An object with a mass of 8 kg is hanging from a spring with a constant of 9 kgs^-2. If the spring is stretched by  12 m, what is the net force on the object?

Jan 18, 2016

Total upward restoring force of the spring: $108 N$.
Total downward gravitational force on the mass: $78.4 N$
Net force on the mass: $29.6 N u p w a r d$

Explanation:

Kilogram per square second $\left(k g {s}^{-} 2\right)$ is an odd unit for the spring constant, $k$, of a spring. This is usually expressed in terms of newton per metre $\left(N {m}^{-} 1\right)$ - for every additional metre a spring is stretched, it exerts a force of $k$ newton.

The two units are actually the same, as a dimensional analysis will show. The newton, $N$, is defined as a $k g m {s}^{-} 2$. If we multiply this by ${m}^{-} 1$ the $m$ just cancels out and and we are left with $k g {s}^{-} 2$.

Why am I making a big deal of this? Because this question makes a lot more sense with the correct units:

"An object with a mass of $8 k g$ is hanging from a spring with a constant of $9 N {m}^{-} 1$. If the spring is stretched by $12 m$, what is the net force on the object?"

For each metre the spring is stretched, the force is increased by $9 N$, so a $12 m$ stretch leads to a $12 \cdot 9 = 108 N$ increase in the force.

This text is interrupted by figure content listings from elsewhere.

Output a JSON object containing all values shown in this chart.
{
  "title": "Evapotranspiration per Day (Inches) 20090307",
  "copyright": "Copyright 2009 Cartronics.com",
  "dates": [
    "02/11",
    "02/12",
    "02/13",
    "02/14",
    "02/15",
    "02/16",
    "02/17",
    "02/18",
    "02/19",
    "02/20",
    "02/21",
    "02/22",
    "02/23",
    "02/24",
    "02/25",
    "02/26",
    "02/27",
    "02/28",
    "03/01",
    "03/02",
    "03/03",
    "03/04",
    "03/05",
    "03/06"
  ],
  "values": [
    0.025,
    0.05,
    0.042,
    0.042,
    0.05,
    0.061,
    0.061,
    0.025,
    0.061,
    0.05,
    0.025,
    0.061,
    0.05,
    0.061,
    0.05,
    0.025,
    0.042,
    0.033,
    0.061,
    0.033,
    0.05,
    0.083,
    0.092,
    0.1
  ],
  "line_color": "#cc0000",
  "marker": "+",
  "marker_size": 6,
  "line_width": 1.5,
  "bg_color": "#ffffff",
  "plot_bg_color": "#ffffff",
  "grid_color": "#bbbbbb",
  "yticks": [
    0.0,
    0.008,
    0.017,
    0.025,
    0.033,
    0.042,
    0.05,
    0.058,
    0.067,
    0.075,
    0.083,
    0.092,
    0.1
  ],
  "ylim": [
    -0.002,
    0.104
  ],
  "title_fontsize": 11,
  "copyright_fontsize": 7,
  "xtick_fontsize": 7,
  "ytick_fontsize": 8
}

This is an upward restoring force (back toward the unstretched center position of the spring), but to calculate the net force we also need to take into account the downward force of gravity on the mass:

$F = m g = 8 \cdot 9.8 = 78.4 N$

Since these forces are acting in opposite directions we subtract one from the other, and end up with a net upward force of $29.6 N$.